All Our Wrong Todays
Dutton, February 7, 2017
Hardcover and eBook, 384 pages

“Entertainingly mixes thrills and humor.”—Entertainment Weekly

“[An] amazing debut novel…Dazzling and complex…Fearlessly funny storytelling.”—Washington Post

“Instantly engaging…a timeless, if mind-bending, story about the journeys we take, populated by friends, family, lovers and others, that show us who we might be, could be—and maybe never should be—that eventually leads us to who we are.”—USA Today

A Skimm Reads Selection

You know the future that people in the 1950s imagined we’d have? Well, it happened. In Tom Barren’s 2016, humanity thrives in a techno-utopian paradise of flying cars, moving sidewalks, and moon bases, where avocados never go bad and punk rock never existed…because it wasn’t necessary.

Except Tom just can’t seem to find his place in this dazzling, idealistic world, and that’s before his life gets turned upside down. Utterly blindsided by an accident of fate, Tom makes a rash decision that drastically changes not only his own life but the very fabric of the universe itself. In a time-travel mishap, Tom finds himself stranded in our 2016, what we think of as the real world. For Tom, our normal reality seems like a dystopian wasteland.

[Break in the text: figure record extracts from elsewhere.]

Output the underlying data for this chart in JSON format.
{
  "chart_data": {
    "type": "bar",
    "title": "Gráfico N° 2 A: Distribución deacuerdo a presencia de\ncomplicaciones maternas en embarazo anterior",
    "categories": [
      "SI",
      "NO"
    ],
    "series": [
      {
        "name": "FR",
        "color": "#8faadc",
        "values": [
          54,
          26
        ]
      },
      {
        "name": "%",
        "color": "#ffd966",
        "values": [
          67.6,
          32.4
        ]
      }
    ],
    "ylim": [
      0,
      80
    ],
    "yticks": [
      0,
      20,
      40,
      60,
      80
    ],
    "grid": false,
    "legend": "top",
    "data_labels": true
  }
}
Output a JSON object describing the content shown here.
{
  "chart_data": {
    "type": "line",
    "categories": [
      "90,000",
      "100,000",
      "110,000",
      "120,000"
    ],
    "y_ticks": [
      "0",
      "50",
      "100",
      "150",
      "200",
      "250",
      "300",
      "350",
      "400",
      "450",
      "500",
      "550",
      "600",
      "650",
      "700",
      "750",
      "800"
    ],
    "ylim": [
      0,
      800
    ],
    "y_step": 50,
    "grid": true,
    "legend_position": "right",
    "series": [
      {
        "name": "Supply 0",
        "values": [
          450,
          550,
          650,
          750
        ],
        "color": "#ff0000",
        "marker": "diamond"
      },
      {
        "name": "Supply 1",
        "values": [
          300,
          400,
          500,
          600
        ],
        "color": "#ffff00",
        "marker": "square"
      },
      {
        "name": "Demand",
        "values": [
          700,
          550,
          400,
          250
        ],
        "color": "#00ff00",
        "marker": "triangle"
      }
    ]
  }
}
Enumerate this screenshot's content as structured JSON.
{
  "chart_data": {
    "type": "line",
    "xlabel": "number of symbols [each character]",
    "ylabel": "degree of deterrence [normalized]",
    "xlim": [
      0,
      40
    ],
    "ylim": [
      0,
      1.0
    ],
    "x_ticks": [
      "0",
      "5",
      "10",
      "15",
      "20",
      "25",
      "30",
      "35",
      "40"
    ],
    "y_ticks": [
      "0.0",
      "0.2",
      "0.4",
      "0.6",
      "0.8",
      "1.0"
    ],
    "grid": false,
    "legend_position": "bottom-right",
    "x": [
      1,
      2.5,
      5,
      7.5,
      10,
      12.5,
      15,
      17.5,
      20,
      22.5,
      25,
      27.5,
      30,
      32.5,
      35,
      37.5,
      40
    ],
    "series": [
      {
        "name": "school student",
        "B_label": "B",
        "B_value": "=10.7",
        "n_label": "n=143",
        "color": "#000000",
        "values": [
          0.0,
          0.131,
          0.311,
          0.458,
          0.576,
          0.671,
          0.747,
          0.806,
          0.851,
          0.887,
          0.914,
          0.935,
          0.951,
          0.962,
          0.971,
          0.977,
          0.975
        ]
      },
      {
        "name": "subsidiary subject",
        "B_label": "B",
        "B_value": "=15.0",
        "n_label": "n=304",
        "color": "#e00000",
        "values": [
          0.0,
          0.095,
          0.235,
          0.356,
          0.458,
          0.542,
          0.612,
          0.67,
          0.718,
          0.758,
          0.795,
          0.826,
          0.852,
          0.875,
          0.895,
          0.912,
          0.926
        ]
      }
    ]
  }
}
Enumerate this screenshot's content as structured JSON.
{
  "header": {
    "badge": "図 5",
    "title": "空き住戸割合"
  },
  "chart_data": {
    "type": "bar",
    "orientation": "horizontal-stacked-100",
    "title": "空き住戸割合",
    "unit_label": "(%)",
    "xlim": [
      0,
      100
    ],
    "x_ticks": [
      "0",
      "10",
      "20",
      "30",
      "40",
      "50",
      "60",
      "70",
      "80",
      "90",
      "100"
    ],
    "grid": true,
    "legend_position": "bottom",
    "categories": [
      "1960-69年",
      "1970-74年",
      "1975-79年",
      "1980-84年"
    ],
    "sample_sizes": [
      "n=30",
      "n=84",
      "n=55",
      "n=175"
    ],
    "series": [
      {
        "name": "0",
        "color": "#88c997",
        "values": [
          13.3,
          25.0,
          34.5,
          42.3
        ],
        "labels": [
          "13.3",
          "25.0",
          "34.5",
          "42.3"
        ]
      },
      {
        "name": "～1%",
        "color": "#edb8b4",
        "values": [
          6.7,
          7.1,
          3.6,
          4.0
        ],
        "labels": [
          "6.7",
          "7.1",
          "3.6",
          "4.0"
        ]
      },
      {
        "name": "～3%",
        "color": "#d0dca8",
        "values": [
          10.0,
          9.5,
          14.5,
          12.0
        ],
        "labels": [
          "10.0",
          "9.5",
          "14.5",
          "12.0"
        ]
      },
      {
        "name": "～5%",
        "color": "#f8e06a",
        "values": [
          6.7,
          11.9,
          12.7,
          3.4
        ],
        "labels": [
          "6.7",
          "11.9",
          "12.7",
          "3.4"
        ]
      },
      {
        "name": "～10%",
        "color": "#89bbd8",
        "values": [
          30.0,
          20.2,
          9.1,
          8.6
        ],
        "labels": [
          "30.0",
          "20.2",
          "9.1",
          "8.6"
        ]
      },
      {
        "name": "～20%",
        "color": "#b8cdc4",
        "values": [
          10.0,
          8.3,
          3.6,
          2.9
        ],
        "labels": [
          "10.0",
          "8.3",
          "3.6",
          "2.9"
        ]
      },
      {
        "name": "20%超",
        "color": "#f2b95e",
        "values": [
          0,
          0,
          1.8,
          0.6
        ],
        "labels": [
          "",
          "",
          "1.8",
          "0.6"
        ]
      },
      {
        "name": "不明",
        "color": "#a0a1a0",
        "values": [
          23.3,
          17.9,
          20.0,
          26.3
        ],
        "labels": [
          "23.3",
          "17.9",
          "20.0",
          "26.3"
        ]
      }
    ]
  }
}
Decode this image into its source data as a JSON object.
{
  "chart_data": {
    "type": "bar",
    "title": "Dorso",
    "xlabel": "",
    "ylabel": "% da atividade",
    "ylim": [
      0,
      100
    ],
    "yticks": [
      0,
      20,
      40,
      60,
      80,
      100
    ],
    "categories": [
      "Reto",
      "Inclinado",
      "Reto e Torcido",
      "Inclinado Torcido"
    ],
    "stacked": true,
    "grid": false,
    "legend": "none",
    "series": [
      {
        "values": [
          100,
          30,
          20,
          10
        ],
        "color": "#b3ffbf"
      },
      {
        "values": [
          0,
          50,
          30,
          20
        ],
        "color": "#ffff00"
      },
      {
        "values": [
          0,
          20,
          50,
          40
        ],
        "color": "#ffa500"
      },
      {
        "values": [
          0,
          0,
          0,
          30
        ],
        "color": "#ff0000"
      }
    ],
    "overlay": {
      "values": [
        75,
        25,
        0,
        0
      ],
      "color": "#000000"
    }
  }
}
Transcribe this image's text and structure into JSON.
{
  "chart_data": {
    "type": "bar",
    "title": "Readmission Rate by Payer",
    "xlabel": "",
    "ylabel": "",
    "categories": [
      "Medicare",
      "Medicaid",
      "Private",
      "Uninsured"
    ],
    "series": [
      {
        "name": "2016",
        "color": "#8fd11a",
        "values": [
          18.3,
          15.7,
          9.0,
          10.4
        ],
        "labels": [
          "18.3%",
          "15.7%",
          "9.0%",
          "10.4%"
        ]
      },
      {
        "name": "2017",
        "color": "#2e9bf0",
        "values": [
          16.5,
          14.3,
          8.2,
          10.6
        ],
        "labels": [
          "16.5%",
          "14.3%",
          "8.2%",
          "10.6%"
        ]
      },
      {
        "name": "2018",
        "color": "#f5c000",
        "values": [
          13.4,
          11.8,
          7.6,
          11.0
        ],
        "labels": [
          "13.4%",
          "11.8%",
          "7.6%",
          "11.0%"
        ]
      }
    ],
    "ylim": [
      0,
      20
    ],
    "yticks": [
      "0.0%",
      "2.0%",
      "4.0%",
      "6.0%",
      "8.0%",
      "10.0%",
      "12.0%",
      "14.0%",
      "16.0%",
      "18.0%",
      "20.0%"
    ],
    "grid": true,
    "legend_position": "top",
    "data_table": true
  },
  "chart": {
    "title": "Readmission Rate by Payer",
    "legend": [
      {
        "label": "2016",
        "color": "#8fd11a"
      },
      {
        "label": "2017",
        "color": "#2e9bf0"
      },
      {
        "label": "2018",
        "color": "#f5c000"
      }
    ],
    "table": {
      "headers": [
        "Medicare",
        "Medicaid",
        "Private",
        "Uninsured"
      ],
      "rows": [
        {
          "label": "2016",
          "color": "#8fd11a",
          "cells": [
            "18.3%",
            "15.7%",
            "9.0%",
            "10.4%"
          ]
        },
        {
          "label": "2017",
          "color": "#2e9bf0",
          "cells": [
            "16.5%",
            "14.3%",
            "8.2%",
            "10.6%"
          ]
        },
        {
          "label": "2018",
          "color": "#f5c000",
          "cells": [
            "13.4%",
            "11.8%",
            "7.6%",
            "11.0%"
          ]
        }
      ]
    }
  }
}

But when he discovers wonderfully unexpected versions of his family, his career, and—maybe, just maybe—his soul mate, Tom has a decision to make. Does he fix the flow of history, bringing his utopian universe back into existence, or does he try to forge a new life in our messy, unpredictable reality? Tom’s search for the answer takes him across countries, continents, and timelines in a quest to figure out, finally, who he really is and what his future—our future—is supposed to be.

All Our Wrong Todays is about the versions of ourselves that we shed and grow into over time. It is a story of friendship and family, of unexpected journeys and alternate paths, and of love in its multitude of forms. Filled with humor and heart, and saturated with insight and intelligence and a mind-bending talent for invention, this novel signals the arrival of a major talent.





About Elan

Photo by David Leyes
Elan Mastai was born in Vancouver and lives in Toronto with his wife and children. He is an award-winning screenwriter. This is his first novel.